Si nous accomplissons les préceptes inscrits sur les Tables, le ciel et la terre peuvent subsister.
Le verset : « Si ce n’était Mon alliance jour et nuit, Je n’aurais pas établi les lois du ciel et de la terre » (Yirmiyahou 33,25) signifie que le ciel et terre ne se maintiennent que grâce à l’étude incessante de la Torah.

Les 2 Tables (lou’hot) font également allusion aux 2 mondes : ce monde-ci et le monde futur.
Si nous accomplissons les 10 Commandements inscrits sur les Tables, nous mériterons à la fois ce monde et le monde venir.

Les Tables, appelées « Tables du témoignage » (lou’hot aédout) étaient au nombre de 2 pour une autre raison : un témoignage suppose nécessairement 2 témoins. Puisque les Tables témoignaient du don de la Torah, il en fallait 2. [Rabbénou Bé’hayé]
[Méam Loez – Ki Tissa 31,18]

<—>

-> « Lorsque [Hachem] eut fini de parler à Moché au mont Sinaï, Il lui donna les 2 Lou’hot » (Ki Tissa 31,18)
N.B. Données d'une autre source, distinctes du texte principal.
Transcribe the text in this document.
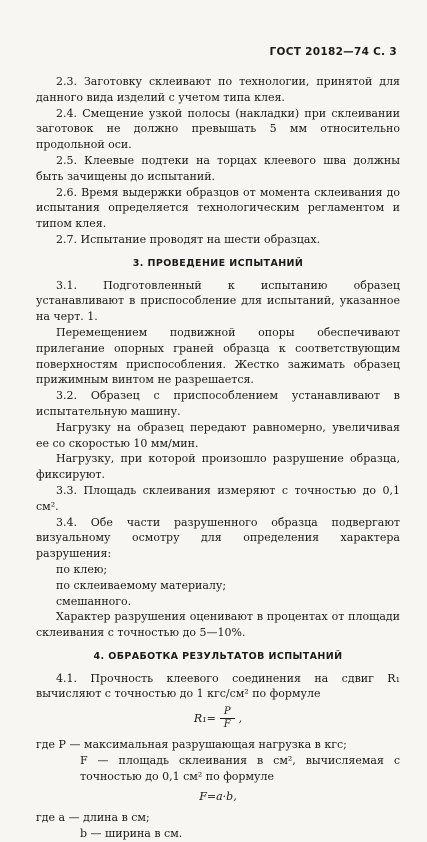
ГОСТ 20182—74 С. 3

2.3. Заготовку склеивают по технологии, принятой для данного вида изделий с учетом типа клея.

2.4. Смещение узкой полосы (накладки) при склеивании заготовок не должно превышать 5 мм относительно продольной оси.

2.5. Клеевые подтеки на торцах клеевого шва должны быть зачищены до испытаний.

2.6. Время выдержки образцов от момента склеивания до испытания определяется технологическим регламентом и типом клея.

2.7. Испытание проводят на шести образцах.

3. ПРОВЕДЕНИЕ ИСПЫТАНИЙ

3.1. Подготовленный к испытанию образец устанавливают в приспособление для испытаний, указанное на черт. 1.

Перемещением подвижной опоры обеспечивают прилегание опорных граней образца к соответствующим поверхностям приспособления. Жестко зажимать образец прижимным винтом не разрешается.

3.2. Образец с приспособлением устанавливают в испытательную машину.

Нагрузку на образец передают равномерно, увеличивая ее со скоростью 10 мм/мин.

Нагрузку, при которой произошло разрушение образца, фиксируют.

3.3. Площадь склеивания измеряют с точностью до 0,1 см².

3.4. Обе части разрушенного образца подвергают визуальному осмотру для определения характера разрушения:

по клею;

по склеиваемому материалу;

смешанного.

Характер разрушения оценивают в процентах от площади склеивания с точностью до 5—10%.

4. ОБРАБОТКА РЕЗУЛЬТАТОВ ИСПЫТАНИЙ

4.1. Прочность клеевого соединения на сдвиг R₁ вычисляют с точностью до 1 кгс/см² по формуле

$R_1= \frac{P}{F}$ ,

где P — максимальная разрушающая нагрузка в кгс;

F — площадь склеивания в см², вычисляемая с точностью до 0,1 см² по формуле

F=a·b,

где a — длина в см;

b — ширина в см.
Le mot « donna » indique que D. fit littéralement don de la Torah à Moché.
Au cours de ces 40 jours, Moché apprit bien davantage qu’un homme en 40 ans.
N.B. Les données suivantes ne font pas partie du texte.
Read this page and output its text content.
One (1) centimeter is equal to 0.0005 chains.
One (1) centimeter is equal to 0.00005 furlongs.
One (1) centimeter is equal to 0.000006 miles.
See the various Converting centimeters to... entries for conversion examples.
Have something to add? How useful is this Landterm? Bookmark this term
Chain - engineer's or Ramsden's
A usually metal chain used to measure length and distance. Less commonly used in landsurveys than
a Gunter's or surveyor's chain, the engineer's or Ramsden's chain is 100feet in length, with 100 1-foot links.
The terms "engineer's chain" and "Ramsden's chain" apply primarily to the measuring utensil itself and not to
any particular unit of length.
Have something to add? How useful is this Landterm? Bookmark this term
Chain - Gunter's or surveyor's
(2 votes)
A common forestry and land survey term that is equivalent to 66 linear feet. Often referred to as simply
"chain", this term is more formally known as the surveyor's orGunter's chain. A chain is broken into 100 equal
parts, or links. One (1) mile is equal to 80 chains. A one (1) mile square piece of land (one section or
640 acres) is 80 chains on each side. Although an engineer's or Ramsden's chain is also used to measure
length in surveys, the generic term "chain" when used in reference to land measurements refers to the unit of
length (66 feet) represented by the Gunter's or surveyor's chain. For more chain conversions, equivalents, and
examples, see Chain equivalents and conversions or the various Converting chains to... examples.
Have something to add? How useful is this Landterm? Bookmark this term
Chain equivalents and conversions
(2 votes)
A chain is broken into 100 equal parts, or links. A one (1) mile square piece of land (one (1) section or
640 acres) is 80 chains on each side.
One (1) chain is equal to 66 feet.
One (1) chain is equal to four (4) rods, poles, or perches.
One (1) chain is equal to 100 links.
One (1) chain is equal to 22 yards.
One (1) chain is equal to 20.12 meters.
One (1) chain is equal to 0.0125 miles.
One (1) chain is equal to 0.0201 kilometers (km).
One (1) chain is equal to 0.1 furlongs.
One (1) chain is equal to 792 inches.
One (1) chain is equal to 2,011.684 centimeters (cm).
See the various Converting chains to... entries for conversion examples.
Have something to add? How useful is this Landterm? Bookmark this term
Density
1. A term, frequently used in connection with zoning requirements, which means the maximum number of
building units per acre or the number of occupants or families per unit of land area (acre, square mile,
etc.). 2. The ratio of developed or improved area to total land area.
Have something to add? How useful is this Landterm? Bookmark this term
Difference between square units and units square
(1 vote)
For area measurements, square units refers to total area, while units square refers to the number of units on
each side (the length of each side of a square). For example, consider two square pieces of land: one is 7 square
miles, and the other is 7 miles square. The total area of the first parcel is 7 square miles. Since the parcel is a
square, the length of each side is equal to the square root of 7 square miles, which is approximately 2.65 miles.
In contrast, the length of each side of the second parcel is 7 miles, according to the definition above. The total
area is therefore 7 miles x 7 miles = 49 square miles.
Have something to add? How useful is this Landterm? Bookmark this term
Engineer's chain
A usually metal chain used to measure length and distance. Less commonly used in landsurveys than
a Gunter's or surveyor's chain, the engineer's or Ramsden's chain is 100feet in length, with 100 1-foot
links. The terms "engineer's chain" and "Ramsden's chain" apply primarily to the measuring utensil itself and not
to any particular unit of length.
Il ne faut pourtant pas croire que Moché fut à même d’apprendre absolument toute la Torah, car elle est plus vaste que la mer comme il est écrit : « Sa mesure dépasse la terre, elle est plus large que la mer » (Iyov 11,9).
A ce moment-là, Moché n’en apprit que les principes généraux mais c’est comme s’il avait assimilé toute la Torah.
Le verset (31,18) précise donc : « Hachem donna à Moché, lorsqu’Il eut achevé (ké’haloto – כְּכַלֹּתוֹ) ».
Le mot « ké’haloto » est à rapprocher du mot « klal » qui veut dire une règle générale : Hachem lui avait enseigné les principes généraux de la Torah.
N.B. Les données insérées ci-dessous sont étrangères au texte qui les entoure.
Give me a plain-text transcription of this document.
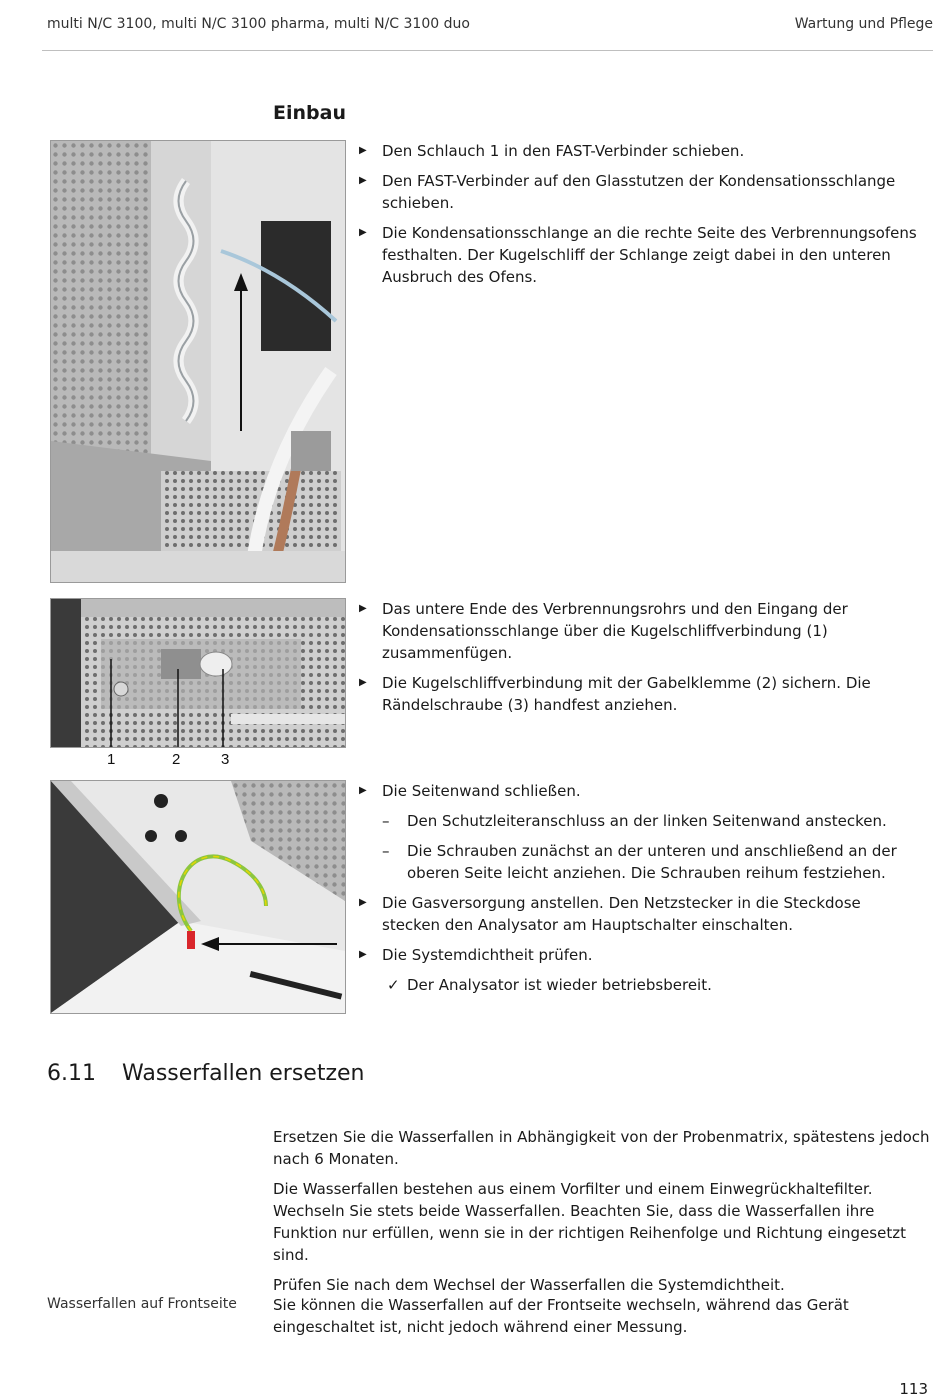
multi N/C 3100, multi N/C 3100 pharma, multi N/C 3100 duo	Wartung und Pflege
Einbau
▶ Den Schlauch 1 in den FAST-Verbinder schieben.
▶ Den FAST-Verbinder auf den Glasstutzen der Kondensationsschlange schieben.
▶ Die Kondensationsschlange an die rechte Seite des Verbrennungsofens festhalten. Der Kugelschliff der Schlange zeigt dabei in den unteren Ausbruch des Ofens.
1	2	3
▶ Das untere Ende des Verbrennungsrohrs und den Eingang der Kondensationsschlange über die Kugelschliffverbindung (1) zusammenfügen.
▶ Die Kugelschliffverbindung mit der Gabelklemme (2) sichern. Die Rändelschraube (3) handfest anziehen.
▶ Die Seitenwand schließen.
– Den Schutzleiteranschluss an der linken Seitenwand anstecken.
– Die Schrauben zunächst an der unteren und anschließend an der oberen Seite leicht anziehen. Die Schrauben reihum festziehen.
▶ Die Gasversorgung anstellen. Den Netzstecker in die Steckdose stecken den Analysator am Hauptschalter einschalten.
▶ Die Systemdichtheit prüfen.
✓ Der Analysator ist wieder betriebsbereit.
6.11 Wasserfallen ersetzen

Ersetzen Sie die Wasserfallen in Abhängigkeit von der Probenmatrix, spätestens jedoch nach 6 Monaten.

Die Wasserfallen bestehen aus einem Vorfilter und einem Einwegrückhaltefilter. Wechseln Sie stets beide Wasserfallen. Beachten Sie, dass die Wasserfallen ihre Funktion nur erfüllen, wenn sie in der richtigen Reihenfolge und Richtung eingesetzt sind.

Prüfen Sie nach dem Wechsel der Wasserfallen die Systemdichtheit.

Wasserfallen auf Frontseite Sie können die Wasserfallen auf der Frontseite wechseln, während das Gerät eingeschaltet ist, nicht jedoch während einer Messung.
113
Au début, Hachem enseigna la Torah à Moché, puis ce dernier la révisa avec Lui.
En effet, la Torah dit : « Lorsque [D.] eut fini de parler avec lui ».
N’aurait-il pas pu dire : « Lorsque [D.] eut fini de lui parler »?
Ceci enseigne que Hachem et Moché étudièrent ensemble les lois de la Torah.

De plus, ici le mot : « kékhaloto » (כְּכַלֹּתוֹ) est écrit sans « vav » entre le laméd et le tav.
Il peut donc se lire « kékhalato » qui signifie : « comme sa mariée (kalla) ».
Ceci nous enseigne que lorsqu’un homme connaît les 24 livres de la Torah, il ressemble à une mariée parée de 24 ornements (cf. Yéchayahou chap.3).
Un homme instruit dans les 24 livres du Tana’h peut être appelé un érudit (talmid cha’ham).